Dr. Darron Smith is an assistant professor in the Department of Physician Assistant Studies at the University of Tennessee Health Science Center. Follow him on twitter @drdarronsmith.
@ Darron: I never noticed this site sympathizing with white people who committed acts of terrorism before. Now they are “living in mental isolation and painted as “outcasts,” many having a history of early childhood trauma.” And this was all a prelude to absolving a black man who happened to commit a terrorist act.
Now suddenly terrorists, because a black man is included in this group, are absolved of any wrong-doing. Now it’s society’s fault and entirely so. Now, because an African American decided to commit a heinous act, there are “other higher” reasons people commit acts of terror and not just because they are suffering from some mental disorder. It’s not because this person hates people or is a sociopath, it’s because of white supremacy that he committed these acts?
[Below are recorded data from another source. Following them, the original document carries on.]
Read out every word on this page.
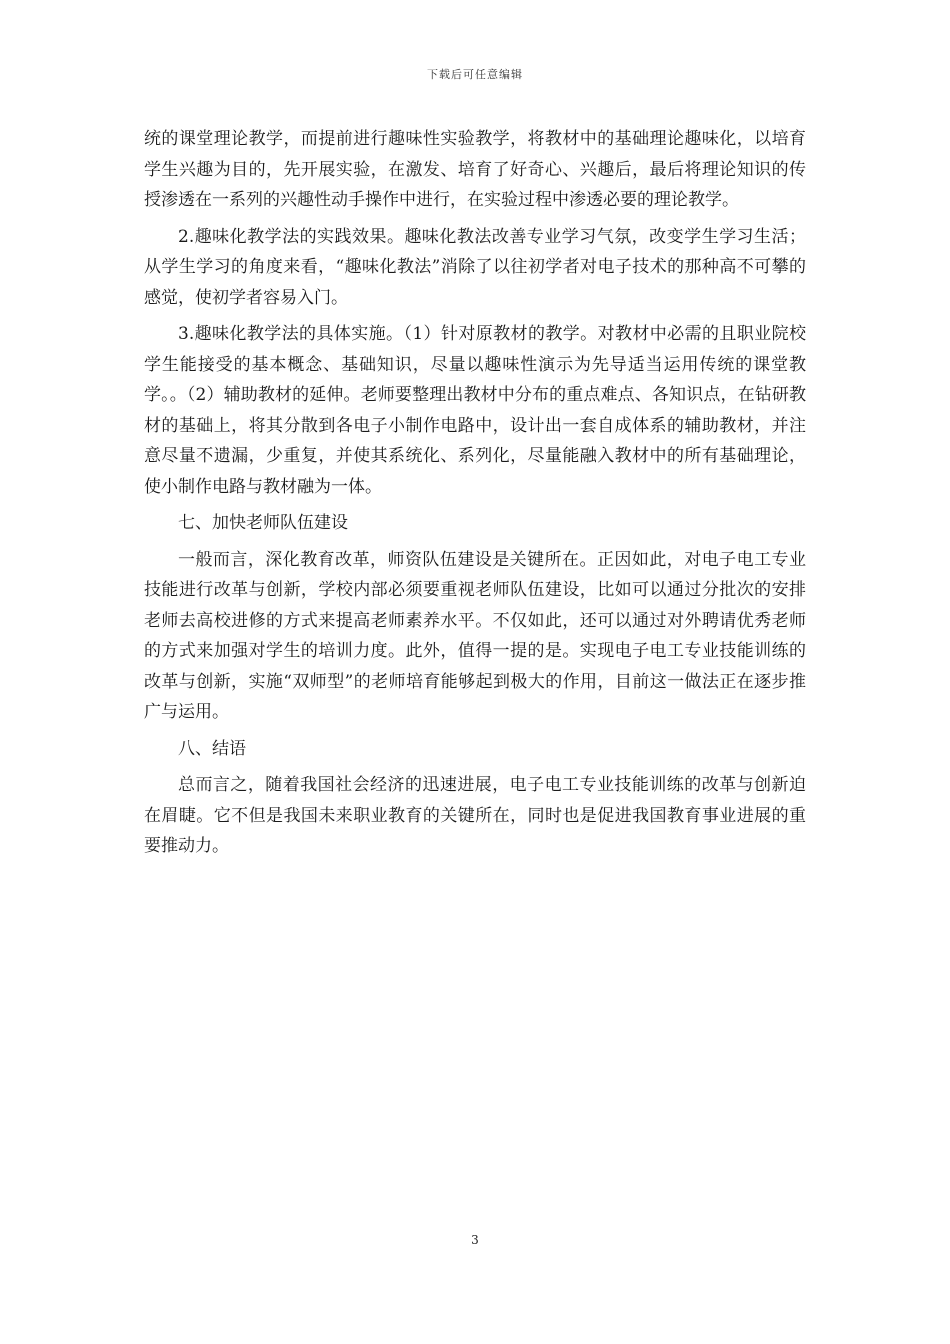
下载后可任意编辑

统的课堂理论教学，而提前进行趣味性实验教学，将教材中的基础理论趣味化，以培育学生兴趣为目的，先开展实验，在激发、培育了好奇心、兴趣后，最后将理论知识的传授渗透在一系列的兴趣性动手操作中进行，在实验过程中渗透必要的理论教学。

2.趣味化教学法的实践效果。趣味化教法改善专业学习气氛，改变学生学习生活；从学生学习的角度来看，“趣味化教法”消除了以往初学者对电子技术的那种高不可攀的感觉，使初学者容易入门。

3.趣味化教学法的具体实施。（1）针对原教材的教学。对教材中必需的且职业院校学生能接受的基本概念、基础知识，尽量以趣味性演示为先导适当运用传统的课堂教学。。（2）辅助教材的延伸。老师要整理出教材中分布的重点难点、各知识点，在钻研教材的基础上，将其分散到各电子小制作电路中，设计出一套自成体系的辅助教材，并注意尽量不遗漏，少重复，并使其系统化、系列化，尽量能融入教材中的所有基础理论，使小制作电路与教材融为一体。

七、加快老师队伍建设

一般而言，深化教育改革，师资队伍建设是关键所在。正因如此，对电子电工专业技能进行改革与创新，学校内部必须要重视老师队伍建设，比如可以通过分批次的安排老师去高校进修的方式来提高老师素养水平。不仅如此，还可以通过对外聘请优秀老师的方式来加强对学生的培训力度。此外，值得一提的是。实现电子电工专业技能训练的改革与创新，实施“双师型”的老师培育能够起到极大的作用，目前这一做法正在逐步推广与运用。

八、结语

总而言之，随着我国社会经济的迅速进展，电子电工专业技能训练的改革与创新迫在眉睫。它不但是我国未来职业教育的关键所在，同时也是促进我国教育事业进展的重要推动力。

3
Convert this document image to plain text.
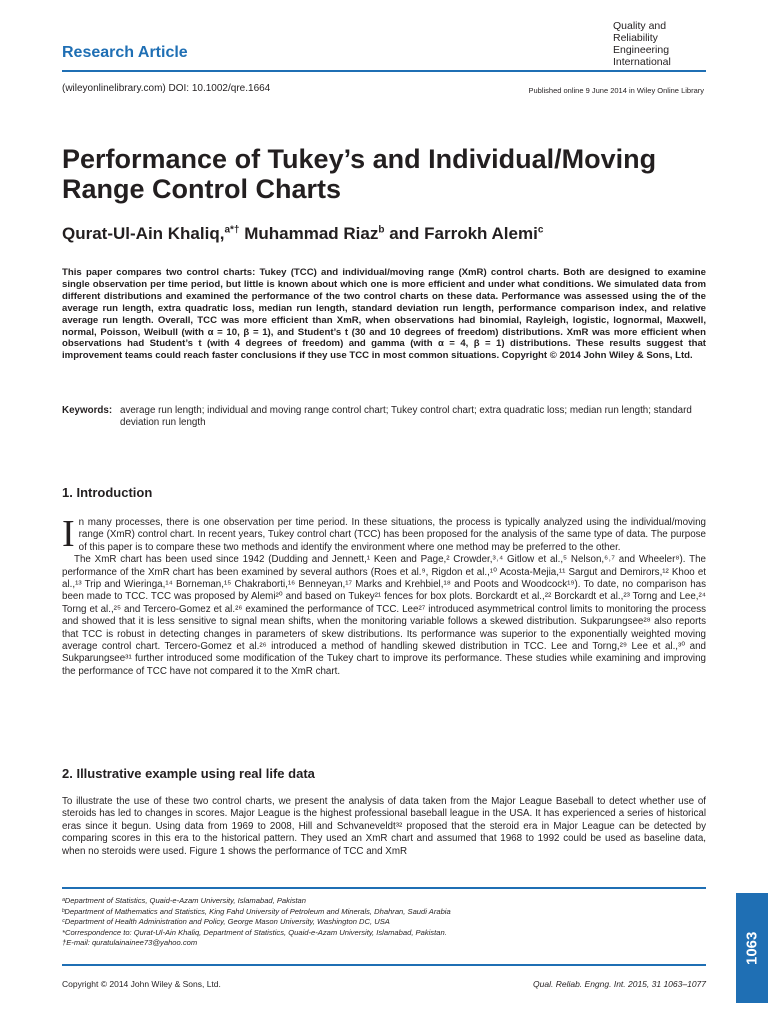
Quality and
Reliability
Engineering
International
Research Article
(wileyonlinelibrary.com) DOI: 10.1002/qre.1664	Published online 9 June 2014 in Wiley Online Library
Performance of Tukey’s and Individual/Moving Range Control Charts
Qurat-Ul-Ain Khaliq,$^{a*\dagger}$ Muhammad Riaz$^b$ and Farrokh Alemi$^c$
This paper compares two control charts: Tukey (TCC) and individual/moving range (XmR) control charts. Both are designed to examine single observation per time period, but little is known about which one is more efficient and under what conditions. We simulated data from different distributions and examined the performance of the two control charts on these data. Performance was assessed using the of the average run length, extra quadratic loss, median run length, standard deviation run length, performance comparison index, and relative average run length. Overall, TCC was more efficient than XmR, when observations had binomial, Rayleigh, logistic, lognormal, Maxwell, normal, Poisson, Weibull (with α = 10, β = 1), and Student’s t (30 and 10 degrees of freedom) distributions. XmR was more efficient when observations had Student’s t (with 4 degrees of freedom) and gamma (with α = 4, β = 1) distributions. These results suggest that improvement teams could reach faster conclusions if they use TCC in most common situations. Copyright © 2014 John Wiley & Sons, Ltd.
Keywords: average run length; individual and moving range control chart; Tukey control chart; extra quadratic loss; median run length; standard deviation run length
1. Introduction

In many processes, there is one observation per time period. In these situations, the process is typically analyzed using the individual/moving range (XmR) control chart. In recent years, Tukey control chart (TCC) has been proposed for the analysis of the same type of data. The purpose of this paper is to compare these two methods and identify the environment where one method may be preferred to the other.

The XmR chart has been used since 1942 (Dudding and Jennett,¹ Keen and Page,² Crowder,³˒⁴ Gitlow et al.,⁵ Nelson,⁶˒⁷ and Wheeler⁸). The performance of the XmR chart has been examined by several authors (Roes et al.⁹, Rigdon et al.,¹⁰ Acosta-Mejia,¹¹ Sargut and Demirors,¹² Khoo et al.,¹³ Trip and Wieringa,¹⁴ Borneman,¹⁵ Chakraborti,¹⁶ Benneyan,¹⁷ Marks and Krehbiel,¹⁸ and Poots and Woodcock¹⁹). To date, no comparison has been made to TCC. TCC was proposed by Alemi²⁰ and based on Tukey²¹ fences for box plots. Borckardt et al.,²² Borckardt et al.,²³ Torng and Lee,²⁴ Torng et al.,²⁵ and Tercero-Gomez et al.²⁶ examined the performance of TCC. Lee²⁷ introduced asymmetrical control limits to monitoring the process and showed that it is less sensitive to signal mean shifts, when the monitoring variable follows a skewed distribution. Sukparungsee²⁸ also reports that TCC is robust in detecting changes in parameters of skew distributions. Its performance was superior to the exponentially weighted moving average control chart. Tercero-Gomez et al.²⁶ introduced a method of handling skewed distribution in TCC. Lee and Torng,²⁹ Lee et al.,³⁰ and Sukparungsee³¹ further introduced some modification of the Tukey chart to improve its performance. These studies while examining and improving the performance of TCC have not compared it to the XmR chart.

2. Illustrative example using real life data

To illustrate the use of these two control charts, we present the analysis of data taken from the Major League Baseball to detect whether use of steroids has led to changes in scores. Major League is the highest professional baseball league in the USA. It has experienced a series of historical eras since it begun. Using data from 1969 to 2008, Hill and Schvaneveldt³² proposed that the steroid era in Major League can be detected by comparing scores in this era to the historical pattern. They used an XmR chart and assumed that 1968 to 1992 could be used as baseline data, when no steroids were used. Figure 1 shows the performance of TCC and XmR

ᵃDepartment of Statistics, Quaid-e-Azam University, Islamabad, Pakistan
ᵇDepartment of Mathematics and Statistics, King Fahd University of Petroleum and Minerals, Dhahran, Saudi Arabia
ᶜDepartment of Health Administration and Policy, George Mason University, Washington DC, USA
*Correspondence to: Qurat-Ul-Ain Khaliq, Department of Statistics, Quaid-e-Azam University, Islamabad, Pakistan.
†E-mail: quratulainainee73@yahoo.com
Copyright © 2014 John Wiley & Sons, Ltd.	Qual. Reliab. Engng. Int. 2015, 31 1063–1077
1063
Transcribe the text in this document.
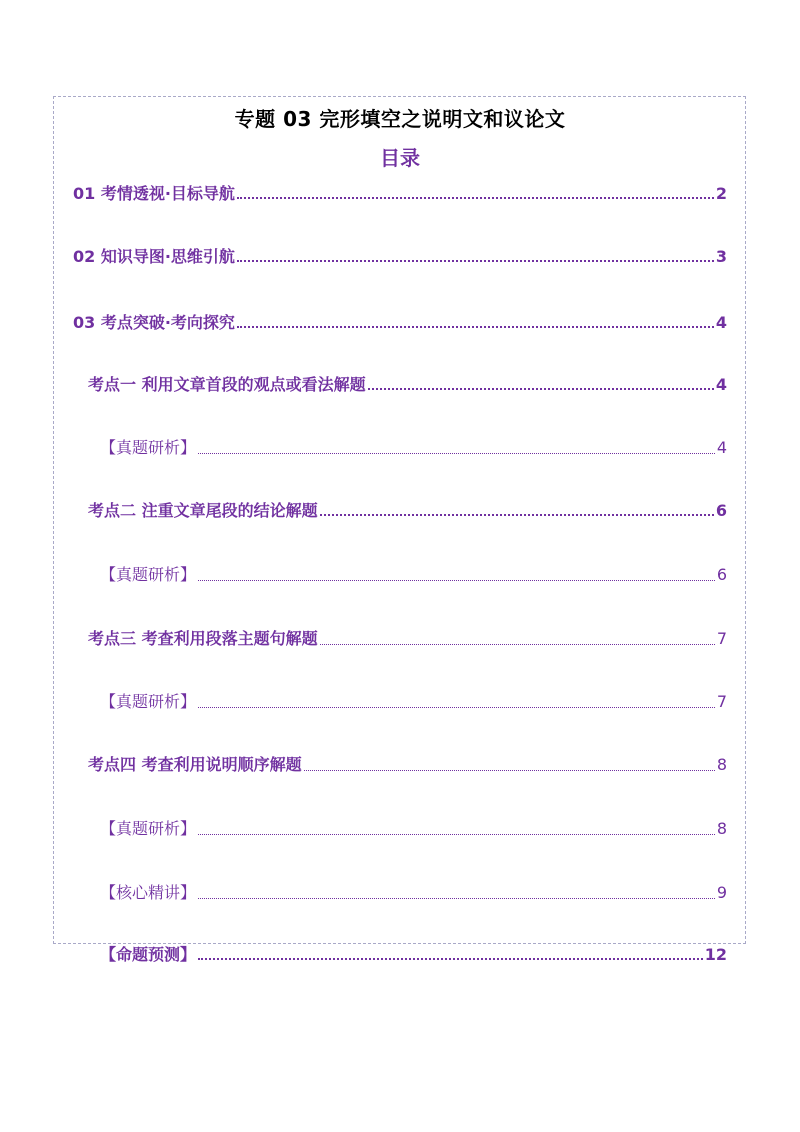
专题 03 完形填空之说明文和议论文
目录
01 考情透视·目标导航	2
02 知识导图·思维引航	3
03 考点突破·考向探究	4
考点一 利用文章首段的观点或看法解题	4
【真题研析】	4
考点二 注重文章尾段的结论解题	6
【真题研析】	6
考点三 考查利用段落主题句解题	7
【真题研析】	7
考点四 考查利用说明顺序解题	8
【真题研析】	8
【核心精讲】	9
【命题预测】	12
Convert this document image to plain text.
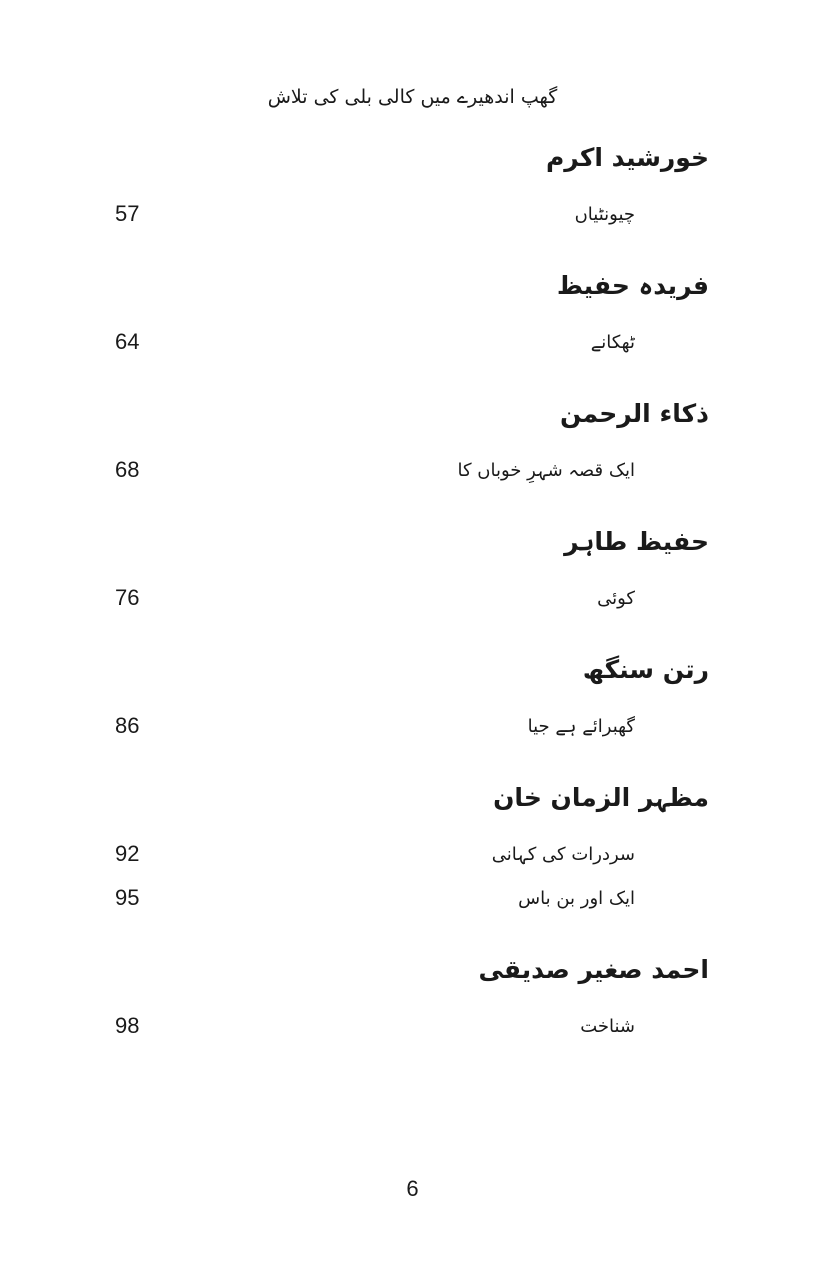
گھپ اندھیرے میں کالی بلی کی تلاش
خورشید اکرم
چیونٹیاں
57
فریدہ حفیظ
ٹھکانے
64
ذکاء الرحمن
ایک قصہ شہرِ خوباں کا
68
حفیظ طاہر
کوئی
76
رتن سنگھ
گھبرائے ہے جیا
86
مظہر الزمان خان
سردرات کی کہانی
92
ایک اور بن باس
95
احمد صغیر صدیقی
شناخت
98
6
This is a complicated trick indeed. African Americans or Asians or people from India or Italians or any other racial or ethnic group all have individuals who have made Wrong Choices. This is NOT a reflection of the society at large.
If we constantly absolve individuals of any wrong doing or lack of responsibility and assign blame to society at large, then Darren, nobody is responsible for any of their behavior. It is this very thought process that cripples children when growing up. It was not your dog’s fault that your homework wasn’t finished. No, the dog did not pee on your homework. You decided to play outside with your friends instead of doing it. This ownership for one’s actions builds strength, not weakness and finger-pointing.
I have continually seen this on this website regarding African Americans specifically. They don’t do well in school because of white teacher bias. They get girlfriends pregnant and then leave because the white man won’t give him a job to support his family. And now it’s: He commits crime because he’s frustrated at the white man’s treatment of him and he suddenly “bursts” with this stress and decides to take out innocent people. No. Not buying it. And I can’t imagine anyone with a modicum of intellect buying it either.
We all have choices. And this country, with all its racism and defects, still leaves plenty of room for black people to achieve comfortable middle class life-styles. If you want to succeed, it must begin in your family and your heart. Doesn’t have anything to do with “society”. Libraries and reading material are available everywhere. Community colleges are extremely inexpensive and the teachers are more than willing to help anyone attain a GED if they had any problems getting a high school diploma in high school. Not to mention a liberal Food Stamp and Welfare program for anyone who needs it.
People from Africa immigrate to America to find a better life for themselves, not the reverse, as you no doubt know. Who migrates to Africa? Nobody. But everybody, from Mexico to India to Kenya, wants to live in America.
If you want to succeed, it’s all there for you. But if you consistently tell yourself, that you can do no wrong because you are magically absolved of any wrong-doing because of society, then you really are eternally doomed. There is no hope for you.
Excellent article, Darron. Much to reflect on.